Die Nationen Europas, die sich in der EU vereinigt haben, haben alle über Jahrhunderte an dem kulturellen Mosaik Europas mitgewirkt. An der gemeinsamen europäischen Musik, Literatur und auch Politik. Insofern gibt es ein gemeinsames europäisches Kulturerbe, das es fortzusetzen und auf neue Anforderungen anzupassen gilt.

Man kann das nicht, wenn man seine eigenen Wurzeln abschneidet, dann endet man im Chaos. Die Deutschen müssen lernen, dass die eigenen Beiträge im Guten wie im Schlechten zu unserer Geschichte dazugehören. Genauso wie die Franzosen lernen müssen, dass nicht nur die französische Aufklärung, sondern auch Napoleon zum europäischen Kulturerbe gehört. Die Deutschen schwelgen derzeit in der Hervorhebung der negativen Seiten der deutschen Geschichte. Die dürfen auch nicht vergessen werden, aber die deutsche Geschichte besteht nicht nur aus einem Verbrecheralbum. Das ist der Irrtum einiger Wichtigtuer.
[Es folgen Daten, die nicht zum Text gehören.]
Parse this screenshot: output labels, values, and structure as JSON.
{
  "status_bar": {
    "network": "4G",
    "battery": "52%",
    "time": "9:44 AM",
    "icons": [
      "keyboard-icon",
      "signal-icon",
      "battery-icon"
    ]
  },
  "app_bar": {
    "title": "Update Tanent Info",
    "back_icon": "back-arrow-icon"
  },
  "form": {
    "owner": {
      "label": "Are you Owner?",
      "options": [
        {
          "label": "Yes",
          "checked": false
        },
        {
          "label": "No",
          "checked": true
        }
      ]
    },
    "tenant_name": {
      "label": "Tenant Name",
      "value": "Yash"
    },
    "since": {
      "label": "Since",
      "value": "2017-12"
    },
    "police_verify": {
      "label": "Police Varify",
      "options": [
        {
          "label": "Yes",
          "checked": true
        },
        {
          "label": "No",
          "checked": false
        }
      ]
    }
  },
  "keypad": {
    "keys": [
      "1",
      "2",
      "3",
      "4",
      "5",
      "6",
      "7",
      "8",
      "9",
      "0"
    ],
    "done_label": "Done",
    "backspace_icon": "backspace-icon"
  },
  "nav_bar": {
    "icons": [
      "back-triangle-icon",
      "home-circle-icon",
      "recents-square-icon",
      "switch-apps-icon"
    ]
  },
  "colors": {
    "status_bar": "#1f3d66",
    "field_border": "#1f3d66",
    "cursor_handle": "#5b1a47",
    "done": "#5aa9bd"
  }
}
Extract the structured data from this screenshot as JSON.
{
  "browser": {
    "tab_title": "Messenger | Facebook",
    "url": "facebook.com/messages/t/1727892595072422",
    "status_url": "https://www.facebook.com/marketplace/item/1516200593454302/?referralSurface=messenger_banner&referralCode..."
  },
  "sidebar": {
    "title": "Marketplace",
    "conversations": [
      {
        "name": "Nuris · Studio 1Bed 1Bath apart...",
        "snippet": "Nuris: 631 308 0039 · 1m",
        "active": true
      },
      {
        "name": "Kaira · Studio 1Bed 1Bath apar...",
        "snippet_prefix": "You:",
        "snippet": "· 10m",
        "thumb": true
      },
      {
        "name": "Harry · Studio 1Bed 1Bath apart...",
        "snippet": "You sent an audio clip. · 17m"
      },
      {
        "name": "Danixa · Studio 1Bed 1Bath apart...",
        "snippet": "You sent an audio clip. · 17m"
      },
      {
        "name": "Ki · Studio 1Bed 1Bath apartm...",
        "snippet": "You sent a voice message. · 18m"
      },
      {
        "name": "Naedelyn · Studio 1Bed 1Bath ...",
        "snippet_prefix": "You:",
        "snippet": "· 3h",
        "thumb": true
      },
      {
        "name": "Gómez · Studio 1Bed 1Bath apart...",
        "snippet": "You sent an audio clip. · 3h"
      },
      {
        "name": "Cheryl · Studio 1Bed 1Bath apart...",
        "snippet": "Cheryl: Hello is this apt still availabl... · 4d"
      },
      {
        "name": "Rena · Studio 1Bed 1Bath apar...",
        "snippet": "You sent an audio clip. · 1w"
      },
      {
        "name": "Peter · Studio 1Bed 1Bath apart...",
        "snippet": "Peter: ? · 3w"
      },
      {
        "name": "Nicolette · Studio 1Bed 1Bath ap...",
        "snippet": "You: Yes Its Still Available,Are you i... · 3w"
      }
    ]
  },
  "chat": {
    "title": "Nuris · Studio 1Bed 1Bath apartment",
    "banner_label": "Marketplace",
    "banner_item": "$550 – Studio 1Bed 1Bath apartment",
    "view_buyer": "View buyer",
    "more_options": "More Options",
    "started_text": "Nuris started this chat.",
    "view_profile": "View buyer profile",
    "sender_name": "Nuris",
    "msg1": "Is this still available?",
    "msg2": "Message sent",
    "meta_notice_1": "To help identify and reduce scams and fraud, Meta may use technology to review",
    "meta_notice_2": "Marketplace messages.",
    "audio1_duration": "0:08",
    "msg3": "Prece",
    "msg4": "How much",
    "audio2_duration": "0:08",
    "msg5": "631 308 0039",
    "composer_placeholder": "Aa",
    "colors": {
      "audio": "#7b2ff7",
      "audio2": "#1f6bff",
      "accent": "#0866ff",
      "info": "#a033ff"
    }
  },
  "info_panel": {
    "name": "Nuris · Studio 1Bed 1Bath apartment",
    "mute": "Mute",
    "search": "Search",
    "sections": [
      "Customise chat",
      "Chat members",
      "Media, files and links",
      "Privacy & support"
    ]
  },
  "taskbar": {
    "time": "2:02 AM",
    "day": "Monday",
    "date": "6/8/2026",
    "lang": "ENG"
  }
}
Aber wir werden oft auch von außen auf die Nazi-Zeit reduziert.

Das ist ganz sicher so, dass der Holocaust an den Juden Europas noch Jahrtausende im Bewusstsein der Menschen aufgehoben sein wird. Aber gleichwohl wäre es zerstörerisch, den Holocaust und den von Hitler inszenierten Zweiten Weltkrieg zum allerheiligen moralischen Maßstab der Deutschen zu machen.

Ist es also gut, wenn ich ähnlich wie die Franzosen sage, ich bin stolz, eine Deutsche zu sein? Sollten wir dahin kommen?

Von mir aus habe ich nichts dagegen, wenn Sie sagen, dass Sie stolz sind, eine Deutsche zu sein. Ich würde es jedoch nicht zum allgemeinen Erziehungsziel erklären. Es ist wichtig, stolz auf die eigene Zugehörigkeit und auf die unerhörte und einmalige Vereinigung von Völkern zu sein, die sich jahrhundertelang bekriegt haben. Dass Völker in größere Reiche eingegliedert wurden, hat es immer gegeben, aber immer mit Gewalt. Dass die Völker freiwillig und aus eigenem Entschluss Teile ihrer Souveränität zu Gunsten einer Union aufgegeben haben, ist in der Weltgeschichte einmalig.